71 00:11:28.130 00:11:43.170 Uttam Kumaran: So I guess, like, tell me, like, if, like, is that something that you’d be interested in? Like, we have, like, typically the way we start, and… and if you’d like to move forward, I’m happy to… we would definitely introduce you to more folks on our data team. But we typically have people start on, like.

72 00:11:43.230 00:11:52.119 Uttam Kumaran: Like, one client, and sort of pick off a little bit of work, and see what it’s like to kind of work with each other, and then sort of grow from there.

73 00:11:52.810 00:12:00.669 Uttam Kumaran: we… we tend to hire a little bit differently than most companies in that I… I’ve done a lot of technical interviews in my career.

74 00:12:00.710 00:12:17.220 Uttam Kumaran: And I don’t think there’s anything that… that is better than just, like, actually on the job, like, learning what it’s like to work within a data team, work with our clients and our culture, and so that’s, like, what I buy stores. I don’t think we’re particularly great at, like, doing technical case scenarios, although we do have

75 00:12:17.220 00:12:27.780 Uttam Kumaran: that process as well. So that’s, like, typically our MO. I guess I would love to know from your side if that’s interesting, or if you have, like, a timeline you’re looking at for, like, a next opportunity, or… or what do you think?

76 00:12:28.700 00:12:48.209 Elizabeth Gilbert: Yeah, I think this could be good, to, like, stay in touch and, could be a really good fit down the road, after I’ve, gotten the, like, really specific, next curiosity, that I’m interested in primarily, and then, yeah, kind of just get to consider,

77 00:12:48.440 00:12:54.509 Elizabeth Gilbert: a more broad, possibility here. Okay, cool.

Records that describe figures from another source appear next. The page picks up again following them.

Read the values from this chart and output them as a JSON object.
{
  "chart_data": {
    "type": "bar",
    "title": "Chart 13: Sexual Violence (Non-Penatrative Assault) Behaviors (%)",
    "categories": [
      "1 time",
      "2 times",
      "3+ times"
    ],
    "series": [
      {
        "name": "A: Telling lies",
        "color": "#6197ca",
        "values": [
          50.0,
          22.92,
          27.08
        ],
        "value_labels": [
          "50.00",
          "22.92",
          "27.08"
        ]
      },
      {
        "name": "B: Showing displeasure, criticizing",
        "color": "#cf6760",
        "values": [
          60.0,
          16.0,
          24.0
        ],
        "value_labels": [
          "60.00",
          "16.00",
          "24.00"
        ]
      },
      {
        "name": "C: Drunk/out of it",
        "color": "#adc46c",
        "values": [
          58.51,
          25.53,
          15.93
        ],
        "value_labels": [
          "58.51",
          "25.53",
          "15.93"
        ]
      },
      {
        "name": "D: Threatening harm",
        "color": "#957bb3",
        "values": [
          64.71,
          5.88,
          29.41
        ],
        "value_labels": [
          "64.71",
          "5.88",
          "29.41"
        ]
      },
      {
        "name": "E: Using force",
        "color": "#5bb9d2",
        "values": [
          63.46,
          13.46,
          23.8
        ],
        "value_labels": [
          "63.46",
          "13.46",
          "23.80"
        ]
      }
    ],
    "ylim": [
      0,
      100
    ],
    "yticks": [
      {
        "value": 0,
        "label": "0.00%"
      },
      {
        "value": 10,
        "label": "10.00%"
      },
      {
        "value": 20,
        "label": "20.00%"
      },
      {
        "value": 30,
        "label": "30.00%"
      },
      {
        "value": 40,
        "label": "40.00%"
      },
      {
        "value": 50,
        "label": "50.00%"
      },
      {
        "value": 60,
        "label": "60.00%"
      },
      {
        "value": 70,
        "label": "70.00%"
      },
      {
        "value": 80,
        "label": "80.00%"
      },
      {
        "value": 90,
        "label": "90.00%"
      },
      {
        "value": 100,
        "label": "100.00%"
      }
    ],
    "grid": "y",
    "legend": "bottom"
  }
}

But yeah, I’d love to stay in touch for that.

78 00:12:54.510 00:13:01.800 Uttam Kumaran: Okay, cool, so… so I guess, like, you’re not… you’re not, like, looking for currently a new role right now, like, at a consultancy like ours, or I guess…

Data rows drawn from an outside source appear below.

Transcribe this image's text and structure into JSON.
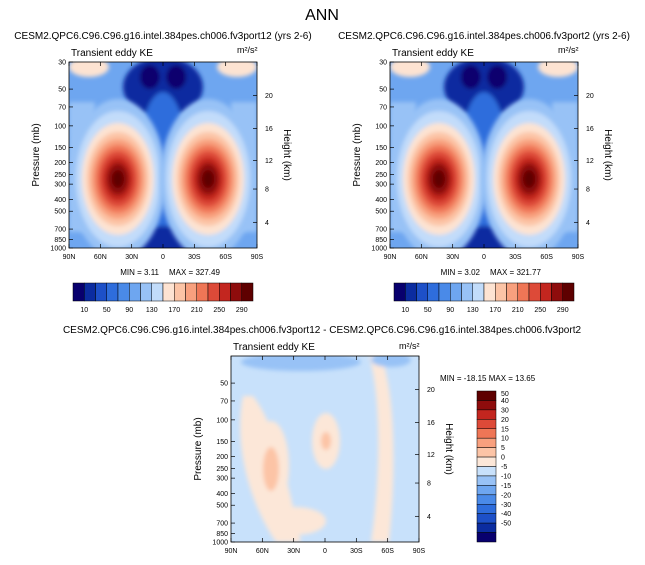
{
  "figure": {
    "title": "ANN"
  },
  "chart_data": [
    {
      "type": "heatmap",
      "title": "CESM2.QPC6.C96.C96.g16.intel.384pes.ch006.fv3port12 (yrs 2-6)",
      "subtitle": "Transient eddy KE",
      "units": "m²/s²",
      "xlabel": "",
      "ylabel": "Pressure (mb)",
      "y2label": "Height (km)",
      "x_ticks": [
        "90N",
        "60N",
        "30N",
        "0",
        "30S",
        "60S",
        "90S"
      ],
      "y_ticks": [
        30,
        50,
        70,
        100,
        150,
        200,
        250,
        300,
        400,
        500,
        700,
        850,
        1000
      ],
      "y2_ticks": [
        20,
        16,
        12,
        8,
        4
      ],
      "ylim": [
        1000,
        30
      ],
      "y_scale": "log",
      "min_label": "MIN =   3.11",
      "max_label": "MAX = 327.49",
      "contour_levels": [
        10,
        30,
        50,
        70,
        90,
        110,
        130,
        150,
        170,
        190,
        210,
        230,
        250,
        270,
        290
      ],
      "colorbar_labels": [
        "10",
        "50",
        "90",
        "130",
        "170",
        "210",
        "250",
        "290"
      ],
      "jet_maxima": [
        {
          "lat": "~40N",
          "pressure": 260,
          "value": 327
        },
        {
          "lat": "~40S",
          "pressure": 260,
          "value": 320
        }
      ]
    },
    {
      "type": "heatmap",
      "title": "CESM2.QPC6.C96.C96.g16.intel.384pes.ch006.fv3port2 (yrs 2-6)",
      "subtitle": "Transient eddy KE",
      "units": "m²/s²",
      "xlabel": "",
      "ylabel": "Pressure (mb)",
      "y2label": "Height (km)",
      "x_ticks": [
        "90N",
        "60N",
        "30N",
        "0",
        "30S",
        "60S",
        "90S"
      ],
      "y_ticks": [
        30,
        50,
        70,
        100,
        150,
        200,
        250,
        300,
        400,
        500,
        700,
        850,
        1000
      ],
      "y2_ticks": [
        20,
        16,
        12,
        8,
        4
      ],
      "ylim": [
        1000,
        30
      ],
      "y_scale": "log",
      "min_label": "MIN =   3.02",
      "max_label": "MAX = 321.77",
      "contour_levels": [
        10,
        30,
        50,
        70,
        90,
        110,
        130,
        150,
        170,
        190,
        210,
        230,
        250,
        270,
        290
      ],
      "colorbar_labels": [
        "10",
        "50",
        "90",
        "130",
        "170",
        "210",
        "250",
        "290"
      ],
      "jet_maxima": [
        {
          "lat": "~40N",
          "pressure": 260,
          "value": 321
        },
        {
          "lat": "~40S",
          "pressure": 260,
          "value": 315
        }
      ]
    },
    {
      "type": "heatmap",
      "title": "CESM2.QPC6.C96.C96.g16.intel.384pes.ch006.fv3port12 - CESM2.QPC6.C96.C96.g16.intel.384pes.ch006.fv3port2",
      "subtitle": "Transient eddy KE",
      "units": "m²/s²",
      "xlabel": "",
      "ylabel": "Pressure (mb)",
      "y2label": "Height (km)",
      "x_ticks": [
        "90N",
        "60N",
        "30N",
        "0",
        "30S",
        "60S",
        "90S"
      ],
      "y_ticks": [
        50,
        70,
        100,
        150,
        200,
        250,
        300,
        400,
        500,
        700,
        850,
        1000
      ],
      "y2_ticks": [
        20,
        16,
        12,
        8,
        4
      ],
      "ylim": [
        1000,
        30
      ],
      "y_scale": "log",
      "minmax_label": "MIN = -18.15  MAX =  13.65",
      "contour_levels": [
        -50,
        -40,
        -30,
        -20,
        -15,
        -10,
        -5,
        0,
        5,
        10,
        15,
        20,
        30,
        40,
        50
      ],
      "colorbar_labels": [
        "50",
        "40",
        "30",
        "20",
        "15",
        "10",
        "5",
        "0",
        "-5",
        "-10",
        "-15",
        "-20",
        "-30",
        "-40",
        "-50"
      ]
    }
  ],
  "colors": {
    "abs_scale": [
      "#08006e",
      "#0b2ca0",
      "#1d50c8",
      "#2e6ddc",
      "#4a8ae8",
      "#6ea6f0",
      "#98c2f6",
      "#c2dcfa",
      "#fde3d2",
      "#fcc4a6",
      "#f8a07e",
      "#ef7656",
      "#dd4a38",
      "#c3261f",
      "#8e0c0c",
      "#5e0000"
    ],
    "diff_scale": [
      "#08006e",
      "#0b2ca0",
      "#1d50c8",
      "#2e6ddc",
      "#4a8ae8",
      "#6ea6f0",
      "#98c2f6",
      "#c8e1fb",
      "#fce7d8",
      "#fcc4a6",
      "#f8a07e",
      "#ef7656",
      "#dd4a38",
      "#c3261f",
      "#8e0c0c",
      "#5e0000"
    ]
  }
}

79 00:13:02.960 00:13:07.389 Uttam Kumaran: I’m just trying to clarify, like, should you want to get intro to more people on the team, or without.

80 00:13:07.390 00:13:07.820 Elizabeth Gilbert: Absolutely.

81 00:13:07.820 00:13:09.179 Uttam Kumaran: Short term, or… yeah.

82 00:13:09.180 00:13:13.220 Elizabeth Gilbert: Currently not looking for a role that is as broad, more specific.

83 00:13:13.220 00:13:13.850 Uttam Kumaran: Okay.

84 00:13:13.850 00:13:31.300 Elizabeth Gilbert: So, that’s where I think it could be a good fit for the future. I am currently searching, but, with the layoff that I was at Cisco in August, they gave us plenty of severance, so I can search for the really specific thing first, and then potentially in a next phase, if I need to, broaden.

85 00:13:31.780 00:13:32.520 Elizabeth Gilbert: Yeah.

86 00:13:32.880 00:13:34.760 Elizabeth Gilbert: But that’s where I’m at right now, yeah.

87 00:13:34.760 00:13:48.020 Uttam Kumaran: Okay, yeah, well, let me know. I mean, again, we’re doing pretty… pretty awesome work for a bunch of clients in a bunch of different industries, so if that ends up being of interest, like, happy to consider you. And then, yeah, if I can be helpful at any time during your search or anything, please let me know.

88 00:13:48.550 00:13:50.590 Elizabeth Gilbert: Yeah, I really appreciate that. Thank you so much.

89 00:13:50.590 00:13:52.479 Uttam Kumaran: Okay, perfect. Well, appreciate the time today.

90 00:13:52.980 00:13:54.119 Elizabeth Gilbert: Yeah, great to meet you.

91 00:13:54.120 00:13:55.529 Uttam Kumaran: Okay, thank you. Bye.

92 00:13:55.760 00:13:56.360 Elizabeth Gilbert: Yeah.